113. A method of treating cardiovascular disease in a mammal, comprising the step of inhibiting interaction of Myo/Vl polypeptide with an ETS factor.

114. The method of claim 113, wherein said ETS factor is selected from the group consisting of GABPalpha/NRF2/E4TFl, ER81/ETV1, ERM, ELF/NERF2, ELF4, ELK1, ELK3/SAP2/ERP/NET, and ETS2.

115. The method of claim 113, wherein said ETS factor is ER81/ETV1.

116. A method of inhibiting fetal carnitine palmitoyltransferase-I (CPTI) nucleic acid expression in a mammal comprising the step of inhibiting interaction of Myo/Vl polypeptide with an ETS factor.

117. The method of claim 116, wherein said ETS factor is selected from the group consisting of GABPalpha NRF2/E4TFl, ER81/ETV1, ERM, ELF/NERF2, ELF4, ELK1, ELK3/SAP2/ERP/NET, and ETS2.

118. The method of claim 116, wherein said ETS factor is ER81/ETV1.

119. A method of inhibiting fetal 6-phosphofructo-2-kinase/fructose-2,6- bisphosphatase (PFK) nucleic acid expression in a mammal comprising the step of inhibiting interaction of MyoNl polypeptide with an ETS factor.

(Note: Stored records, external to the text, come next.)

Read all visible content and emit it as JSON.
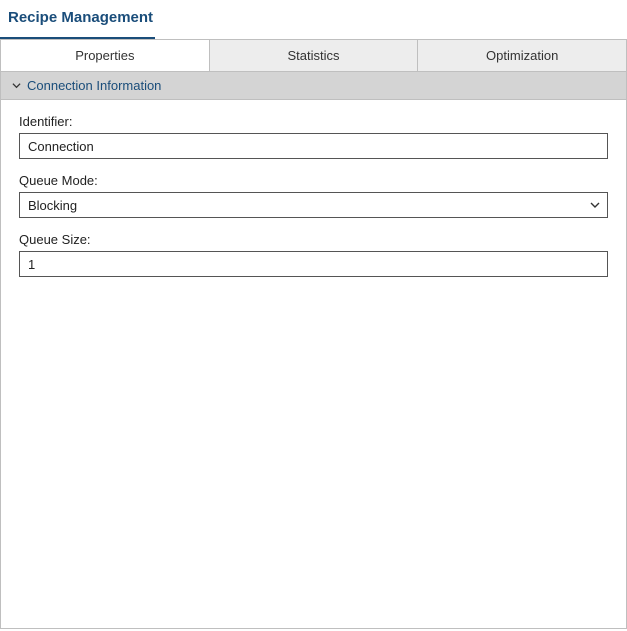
{
  "header": {
    "title": "Recipe Management"
  },
  "tabs": [
    {
      "label": "Properties",
      "active": true
    },
    {
      "label": "Statistics",
      "active": false
    },
    {
      "label": "Optimization",
      "active": false
    }
  ],
  "section": {
    "title": "Connection Information"
  },
  "form": {
    "identifier": {
      "label": "Identifier:",
      "value": "Connection"
    },
    "queue_mode": {
      "label": "Queue Mode:",
      "value": "Blocking"
    },
    "queue_size": {
      "label": "Queue Size:",
      "value": "1"
    }
  }
}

120. The method of claim 119, wherein said ETS factor is selected from the group consisting of GABPalpha/ΝRF2/E4TFl, ER81/ETV1, ERM, ELF/NERF2, ELF4, ELK1, ELK3/SAP2/ERP/NET, and ETS2.

121. The method of claim 119, wherein said ETS factor is ER81/ETV1.

122. A method of inhibiting formation of NFKB p65 homodimers in a cell of a mammal, comprising the step of introducing into said cell therapeutically effective levels of a nucleic acid sequence encoding a dominant negative mutant sequence of Myo/Vl polypeptide, wherein said introduction results in inhibition of formation of said NFKB p65 homodimers.

123. A method of reducing formation of NFKB p65 homodimers in a cell of a mammal, comprising the step of introducing into said cell therapeutically effective levels of a nucleic acid sequence encoding a dominant negative mutant sequence of Myo/Vl polypeptide, wherein said introduction results in reduction of formation of said NFKB p65 homodimers.

124. A method of treating cardiovascular disease in a mammal, comprising the step of introducing into a cell of said mammal therapeutically effective levels of a NFKB repressor sequence under conditions wherein said repressor sequence binds a NFKB p65 homodimer, wherein said cardiovascular disease is improved following said introduction.

125. A method of reducing NFKB p65 homodimer levels in a cell of a mammal, comprising the step of introducing into said cell therapeutically effective levels of a NFKB repressor sequence under conditions wherein said repressor sequence binds said NFKB p65 homodimer.